I have a brother-in-law that I think very highly of and he ascribes to a political viewpoint quite different from my own. For a while we had to give up talking about politics because we couldn’t do it without becoming emotionally aggravated. Lately, we have been talking about political issues; not because we have changed the way we think, but because we have changed the way we describe what we think. Now it appears as though we agree on far more issues than before, probably because we always did.

References:
http://en.wikipedia.org/wiki/Ronald_Reagan
ftp://ftp.publicdebt.treas.gov/opd/opdm121980.pdf
ftp://ftp.publicdebt.treas.gov/opd/opdm121989.pdf
http://en.wikipedia.org/wiki/National_debt_by_U.S._presidential_terms
http://www.nationalpriorities.org/cost_of_war_counter_notes
http://momocrats.typepad.com/momocrats/2008/10/tax-and-borrow.html

Sunday, April 19, 2009

Letter to the Editor, Published in Rapid City Journal 4-19-09

Thank you for your comments referring to my letter Mr. Johnson. However, what makes you think that I’m defending Democrats? Here is a fact, based on my experience: Visiting numerous Tea Party websites and perusing their lists of slogans, signs, and talking points (when they included those things) did not turn up anti-Bush, anti-Paulson, anti-TARP, or anti-stealing money from our grandchildren to pay for the war in Iraq references. Is it possible that Nancy Pelosi, President Obama, and Timothy Geithner are only part-time Democrats? There were lots of examples on those websites that did not specifically name one party or one administration responsible for maximizing levels of taxation and spending. They almost made me want to join in.

As you pointed out, we agree that people should protest. Are you are unable or unwilling to see how people with an agenda that is slanted against one party also used this event to further that agenda? Perhaps you’ll be on the front lines of some unbiased Labor Day celebration in the future just to spite me.

As for my letter being presented as something other than my opinion, how did it differ in that respect from your letter?

Tuesday, April 14, 2009

Tea Party protest in Rapid City

Tuesday, April 14, 2009; Jerry Steinley’s article Spending brings out the tea protest was published in the Rapid City Journal:
http//www.rapidcityjournal.com/articles/2009/04/14/news/opinions/jerry_steinley/doc49de39520221d774387146.txt .

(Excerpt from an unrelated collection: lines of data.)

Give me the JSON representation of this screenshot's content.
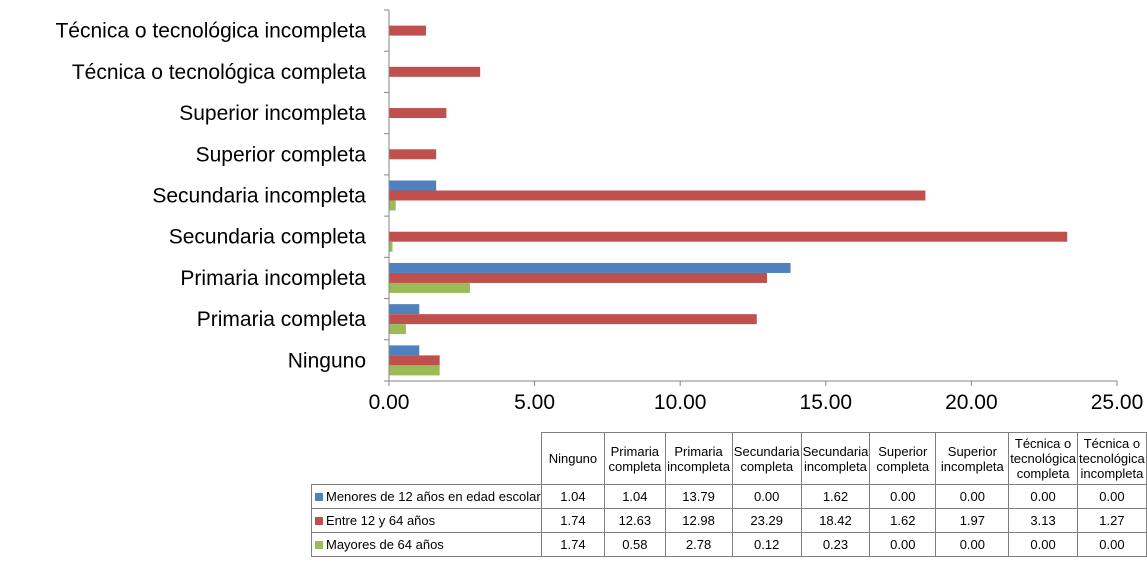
{
  "chart_data": {
    "type": "bar",
    "orientation": "horizontal",
    "categories": [
      "Ninguno",
      "Primaria completa",
      "Primaria incompleta",
      "Secundaria completa",
      "Secundaria incompleta",
      "Superior completa",
      "Superior incompleta",
      "Técnica o tecnológica completa",
      "Técnica o tecnológica incompleta"
    ],
    "table_headers": [
      "Ninguno",
      "Primaria\ncompleta",
      "Primaria\nincompleta",
      "Secundaria\ncompleta",
      "Secundaria\nincompleta",
      "Superior\ncompleta",
      "Superior\nincompleta",
      "Técnica o\ntecnológica\ncompleta",
      "Técnica o\ntecnológica\nincompleta"
    ],
    "series": [
      {
        "name": "Menores de 12 años en edad escolar",
        "color": "#4f81bd",
        "values": [
          1.04,
          1.04,
          13.79,
          0.0,
          1.62,
          0.0,
          0.0,
          0.0,
          0.0
        ],
        "labels": [
          "1.04",
          "1.04",
          "13.79",
          "0.00",
          "1.62",
          "0.00",
          "0.00",
          "0.00",
          "0.00"
        ]
      },
      {
        "name": "Entre 12 y 64 años",
        "color": "#c0504d",
        "values": [
          1.74,
          12.63,
          12.98,
          23.29,
          18.42,
          1.62,
          1.97,
          3.13,
          1.27
        ],
        "labels": [
          "1.74",
          "12.63",
          "12.98",
          "23.29",
          "18.42",
          "1.62",
          "1.97",
          "3.13",
          "1.27"
        ]
      },
      {
        "name": "Mayores de 64 años",
        "color": "#9bbb59",
        "values": [
          1.74,
          0.58,
          2.78,
          0.12,
          0.23,
          0.0,
          0.0,
          0.0,
          0.0
        ],
        "labels": [
          "1.74",
          "0.58",
          "2.78",
          "0.12",
          "0.23",
          "0.00",
          "0.00",
          "0.00",
          "0.00"
        ]
      }
    ],
    "xlim": [
      0,
      25
    ],
    "x_ticks": [
      "0.00",
      "5.00",
      "10.00",
      "15.00",
      "20.00",
      "25.00"
    ],
    "grid": false,
    "legend": "data table below chart"
  }
}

Since then numerous online comments have been posted on the Rapid City Journal’s website and several rebuttal letters have also been published in the print version of the Rapid City Journal. I wrote the following article before reading the online posts and I can see that a number of the people writing in support of the Tea Party should not be included in my one party slant perception of participants. In defense of what I wrote below, my opinion came from the print newspaper rebuttals and from visiting a website that listed the issues of the protest. That list was decidedly one sided and party biased. For better or worse, my letter to the editor appears below:

The accusations and pronouncements of the Tea Party group would be much more believable if their charges of malfeasance included members of more than one political party and more than one presidential administration. Mr. Steinley’s recent editorial very clearly identified the upcoming demonstration for what it is, divisive party exploitation of public anger rather than rational nonpartisan voter indignation.

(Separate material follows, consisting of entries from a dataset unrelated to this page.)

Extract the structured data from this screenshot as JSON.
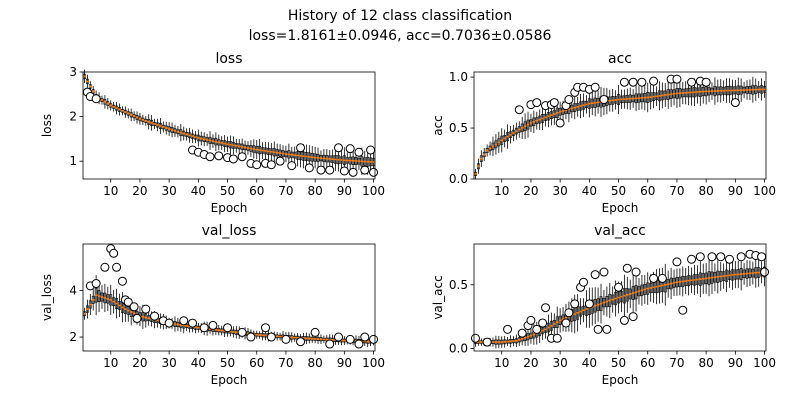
{
  "figure": {
    "title_line1": "History of 12 class classification",
    "title_line2": "loss=1.8161±0.0946, acc=0.7036±0.0586"
  },
  "chart_data": [
    {
      "type": "box",
      "title": "loss",
      "xlabel": "Epoch",
      "ylabel": "loss",
      "xlim": [
        0.5,
        100.5
      ],
      "ylim": [
        0.6,
        3.0
      ],
      "xticks": [
        10,
        20,
        30,
        40,
        50,
        60,
        70,
        80,
        90,
        100
      ],
      "yticks": [
        1,
        2,
        3
      ],
      "ytick_labels": [
        "1",
        "2",
        "3"
      ],
      "median": {
        "epochs": [
          1,
          5,
          10,
          20,
          30,
          40,
          50,
          60,
          70,
          80,
          90,
          100
        ],
        "values": [
          2.9,
          2.45,
          2.25,
          1.95,
          1.72,
          1.52,
          1.38,
          1.26,
          1.16,
          1.08,
          1.02,
          0.98
        ]
      },
      "spread": {
        "epochs": [
          1,
          10,
          30,
          60,
          100
        ],
        "values": [
          0.15,
          0.12,
          0.15,
          0.2,
          0.25
        ]
      },
      "outliers": [
        [
          2,
          2.55
        ],
        [
          3,
          2.45
        ],
        [
          5,
          2.4
        ],
        [
          38,
          1.25
        ],
        [
          40,
          1.2
        ],
        [
          42,
          1.15
        ],
        [
          44,
          1.1
        ],
        [
          47,
          1.12
        ],
        [
          50,
          1.08
        ],
        [
          52,
          1.05
        ],
        [
          55,
          1.1
        ],
        [
          58,
          0.95
        ],
        [
          60,
          0.92
        ],
        [
          63,
          0.95
        ],
        [
          65,
          0.92
        ],
        [
          68,
          1.0
        ],
        [
          72,
          0.9
        ],
        [
          75,
          1.3
        ],
        [
          78,
          0.85
        ],
        [
          82,
          0.8
        ],
        [
          85,
          0.8
        ],
        [
          88,
          1.3
        ],
        [
          90,
          0.78
        ],
        [
          92,
          1.28
        ],
        [
          93,
          0.75
        ],
        [
          95,
          1.2
        ],
        [
          97,
          0.8
        ],
        [
          99,
          1.25
        ],
        [
          100,
          0.75
        ]
      ]
    },
    {
      "type": "box",
      "title": "acc",
      "xlabel": "Epoch",
      "ylabel": "acc",
      "xlim": [
        0.5,
        100.5
      ],
      "ylim": [
        0.0,
        1.05
      ],
      "xticks": [
        10,
        20,
        30,
        40,
        50,
        60,
        70,
        80,
        90,
        100
      ],
      "yticks": [
        0.0,
        0.5,
        1.0
      ],
      "ytick_labels": [
        "0.0",
        "0.5",
        "1.0"
      ],
      "median": {
        "epochs": [
          1,
          3,
          5,
          10,
          15,
          20,
          30,
          40,
          50,
          60,
          70,
          80,
          90,
          100
        ],
        "values": [
          0.05,
          0.2,
          0.28,
          0.38,
          0.47,
          0.55,
          0.66,
          0.74,
          0.78,
          0.8,
          0.84,
          0.86,
          0.87,
          0.88
        ]
      },
      "spread": {
        "epochs": [
          1,
          10,
          30,
          60,
          100
        ],
        "values": [
          0.06,
          0.1,
          0.12,
          0.12,
          0.1
        ]
      },
      "outliers": [
        [
          16,
          0.68
        ],
        [
          20,
          0.73
        ],
        [
          22,
          0.75
        ],
        [
          25,
          0.72
        ],
        [
          27,
          0.73
        ],
        [
          28,
          0.75
        ],
        [
          30,
          0.55
        ],
        [
          32,
          0.72
        ],
        [
          33,
          0.78
        ],
        [
          35,
          0.85
        ],
        [
          36,
          0.9
        ],
        [
          38,
          0.9
        ],
        [
          40,
          0.88
        ],
        [
          42,
          0.9
        ],
        [
          45,
          0.78
        ],
        [
          52,
          0.95
        ],
        [
          55,
          0.95
        ],
        [
          58,
          0.95
        ],
        [
          62,
          0.96
        ],
        [
          68,
          0.98
        ],
        [
          70,
          0.98
        ],
        [
          75,
          0.95
        ],
        [
          78,
          0.96
        ],
        [
          80,
          0.95
        ],
        [
          90,
          0.75
        ]
      ]
    },
    {
      "type": "box",
      "title": "val_loss",
      "xlabel": "Epoch",
      "ylabel": "val_loss",
      "xlim": [
        0.5,
        100.5
      ],
      "ylim": [
        1.4,
        6.0
      ],
      "xticks": [
        10,
        20,
        30,
        40,
        50,
        60,
        70,
        80,
        90,
        100
      ],
      "yticks": [
        2,
        4
      ],
      "ytick_labels": [
        "2",
        "4"
      ],
      "median": {
        "epochs": [
          1,
          5,
          10,
          15,
          20,
          30,
          40,
          50,
          60,
          70,
          80,
          90,
          100
        ],
        "values": [
          3.0,
          3.8,
          3.6,
          3.2,
          2.9,
          2.6,
          2.4,
          2.25,
          2.1,
          2.0,
          1.92,
          1.85,
          1.8
        ]
      },
      "spread": {
        "epochs": [
          1,
          5,
          10,
          30,
          60,
          100
        ],
        "values": [
          0.3,
          0.7,
          0.6,
          0.3,
          0.2,
          0.2
        ]
      },
      "outliers": [
        [
          3,
          4.2
        ],
        [
          5,
          4.3
        ],
        [
          8,
          5.0
        ],
        [
          10,
          5.8
        ],
        [
          11,
          5.6
        ],
        [
          12,
          5.0
        ],
        [
          14,
          4.4
        ],
        [
          15,
          3.6
        ],
        [
          16,
          3.5
        ],
        [
          18,
          3.3
        ],
        [
          19,
          2.8
        ],
        [
          22,
          3.2
        ],
        [
          25,
          2.9
        ],
        [
          28,
          2.7
        ],
        [
          30,
          2.6
        ],
        [
          35,
          2.7
        ],
        [
          38,
          2.6
        ],
        [
          42,
          2.4
        ],
        [
          45,
          2.5
        ],
        [
          50,
          2.4
        ],
        [
          55,
          2.2
        ],
        [
          58,
          2.0
        ],
        [
          63,
          2.4
        ],
        [
          65,
          2.0
        ],
        [
          70,
          1.9
        ],
        [
          75,
          1.8
        ],
        [
          80,
          2.2
        ],
        [
          85,
          1.7
        ],
        [
          88,
          2.0
        ],
        [
          92,
          1.9
        ],
        [
          95,
          1.7
        ],
        [
          97,
          2.0
        ],
        [
          100,
          1.9
        ]
      ]
    },
    {
      "type": "box",
      "title": "val_acc",
      "xlabel": "Epoch",
      "ylabel": "val_acc",
      "xlim": [
        0.5,
        100.5
      ],
      "ylim": [
        -0.02,
        0.82
      ],
      "xticks": [
        10,
        20,
        30,
        40,
        50,
        60,
        70,
        80,
        90,
        100
      ],
      "yticks": [
        0.0,
        0.5
      ],
      "ytick_labels": [
        "0.0",
        "0.5"
      ],
      "median": {
        "epochs": [
          1,
          10,
          15,
          20,
          25,
          30,
          40,
          50,
          60,
          70,
          80,
          90,
          100
        ],
        "values": [
          0.05,
          0.05,
          0.06,
          0.1,
          0.15,
          0.22,
          0.32,
          0.4,
          0.47,
          0.52,
          0.55,
          0.58,
          0.6
        ]
      },
      "spread": {
        "epochs": [
          1,
          15,
          30,
          60,
          100
        ],
        "values": [
          0.03,
          0.05,
          0.12,
          0.14,
          0.1
        ]
      },
      "outliers": [
        [
          1,
          0.08
        ],
        [
          5,
          0.05
        ],
        [
          12,
          0.15
        ],
        [
          17,
          0.12
        ],
        [
          19,
          0.18
        ],
        [
          20,
          0.22
        ],
        [
          22,
          0.15
        ],
        [
          24,
          0.2
        ],
        [
          25,
          0.32
        ],
        [
          27,
          0.08
        ],
        [
          29,
          0.08
        ],
        [
          32,
          0.2
        ],
        [
          33,
          0.28
        ],
        [
          35,
          0.35
        ],
        [
          37,
          0.48
        ],
        [
          38,
          0.52
        ],
        [
          40,
          0.35
        ],
        [
          42,
          0.58
        ],
        [
          43,
          0.15
        ],
        [
          45,
          0.6
        ],
        [
          46,
          0.15
        ],
        [
          50,
          0.48
        ],
        [
          52,
          0.22
        ],
        [
          53,
          0.63
        ],
        [
          55,
          0.25
        ],
        [
          56,
          0.6
        ],
        [
          62,
          0.55
        ],
        [
          65,
          0.55
        ],
        [
          70,
          0.68
        ],
        [
          72,
          0.3
        ],
        [
          75,
          0.7
        ],
        [
          78,
          0.72
        ],
        [
          82,
          0.72
        ],
        [
          85,
          0.72
        ],
        [
          88,
          0.7
        ],
        [
          92,
          0.72
        ],
        [
          95,
          0.74
        ],
        [
          97,
          0.73
        ],
        [
          99,
          0.72
        ],
        [
          100,
          0.6
        ]
      ]
    }
  ],
  "colors": {
    "median": "#ff7f0e",
    "box": "#000000",
    "outlier_edge": "#000000",
    "outlier_fill": "#ffffff"
  }
}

Mr. Steinley’s editorial also implied that not all of our conservative neighbors accept the one sided accusations. The organizers are apparently not interested in using this opportunity to gather more broad based support for their protest. Broad based, multi-political party, support that could actually and positively affect the future of our nation and help to reduce partisan obstructionism and divisiveness.

We should be outraged by what has happened, demand accountability, demand transparency, and get personally involved. Many of the Tea Party group members think they are doing just that, but they should drop the one political party slant on some of the issues they have raised. They could draw many more participants to their rally.

Americans can be very skeptical at times. Unfortunately, when it comes to politics, some of us seem to have forgotten where we left our skepticism laying.